Analyzing Patient and Disease Factors in CSCC


Michael R. Migden, MD:The risk assessment for this patient includes which risk factors for aggressive disease are present. This included a larger than 2 cm diameter, a greater than 2 mm depth of involvement, a poorly differentiated tumor, and one that is eroded. Having no perineural disease in a single biopsy is not definitive, because biopsies are subject to sampling error. So, before I would say there’s no perineural involvement, I’d want to have more information, and I would get additional biopsies to see if that were the case.

In terms of staging disease and staging classifications, I am not a huge proponent of using the AJCC [American Joint Committee on Cancer] staging criteria for CSCC [cutaneous squamous cell carcinoma]. I think that it’s more important to determine whether it’s locally advanced or metastatic disease, for the purposes of consideration of systemic therapy. That’s the decision process for inclusion criteria in the phase II registration study. It’s not by stage, it’s by whether the patient has locally advanced or metastatic disease. Locally advanced disease, we know, is disease that has failed 2 or more prior surgeries, disease that has low confidence of pain and clear margins, and disease where there could be substantial morbidity or disfigurement involved. To me, that’s far more important.

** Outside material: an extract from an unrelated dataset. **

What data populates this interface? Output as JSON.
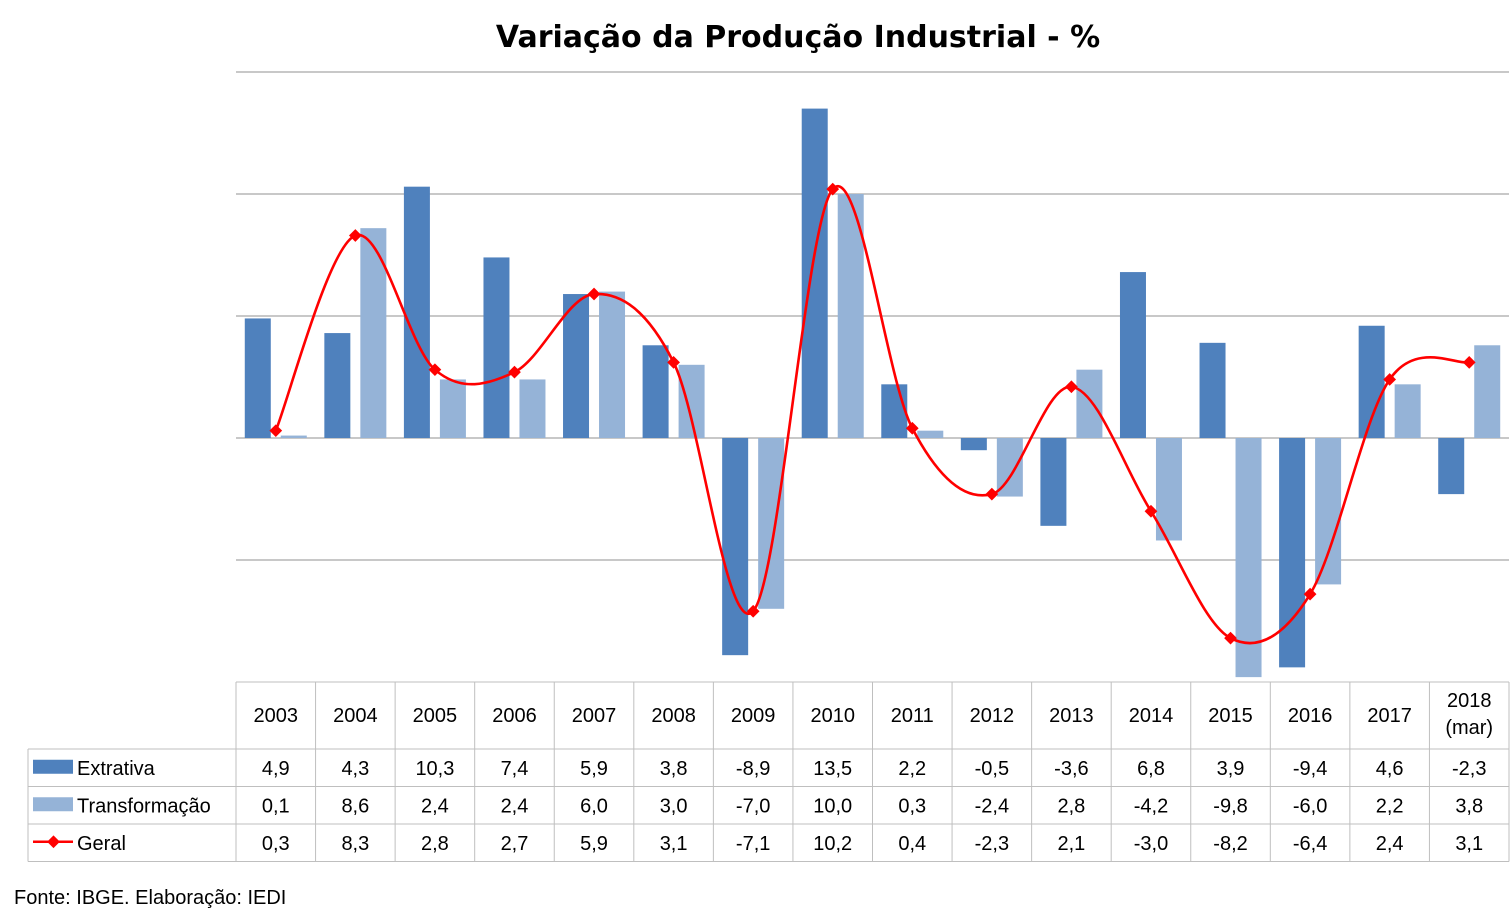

The AJCC and Brigham and Women’s criteria might be better for communicating to other healthcare providers in terms of multidisciplinary management of the patient for other modalities. It’s more, in my opinion, for surgery after radiation and of less strict importance in immunotherapy.

It’s important to have multidisciplinary evaluation of patients, and the best venue for doing so is a multidisciplinary tumor board or multidisciplinary conference for evaluation and discussion, where there are physicians from each discipline present. The case can be reviewed in terms of the photograph, the imaging, the labs, and the pathology report. There can be a discussion started, and the physicians from each specialty can voice their opinion and come up with a consensus in terms of the best way forward to treat the patient.

These decisions about how to move forward with the patient with advanced CSCC are not necessarily clear-cut. I think that having a therapy that’s shown to have a good response rate that’s very tolerable means that it should be a consideration in all of these patients. There are patients who don’t want any life-threatening risk, and they believe that a large surgery, even with some disfigurement, may be a better fit for them. This might be where they just want to get on with it, and they don’t want to come for an every-2-week, every-3-week, or even every-4-week infusion or other administration, especially over a longer period of time. They do want to know that this potentially morbid surgery with or without radiation is going to give them a high cure rate, because without a disease cure, it’s harder for patients to want to go through that kind of change and that kind of consequence.

Transcript edited for clarity.

A 69-Year-Old Man With Advanced CSCC

  • History and physical exam
    • An otherwise healthy, 69-year-old male, fair skinned, retired construction worker, widow
    • Presented to his PCP with what he described as a wound that was not healing behind his ear; he reported first noticing it at least 6 months ago and complained of recent onset of numbness in the area.
    • ECOG PS 1
    • The visible, ulcerated lesion was 4.5-cm in diameter and >5-mm deep
    • No palpable nodes
  • Biopsy confirmed a poorly-differentiated, infiltrative, postauricular cutaneous squamous cell carcinoma lesion with 7-mm invasion into subcutaneous fat.
  • The recommended definitive surgical approach involved partial auriculectomy; the patient declined.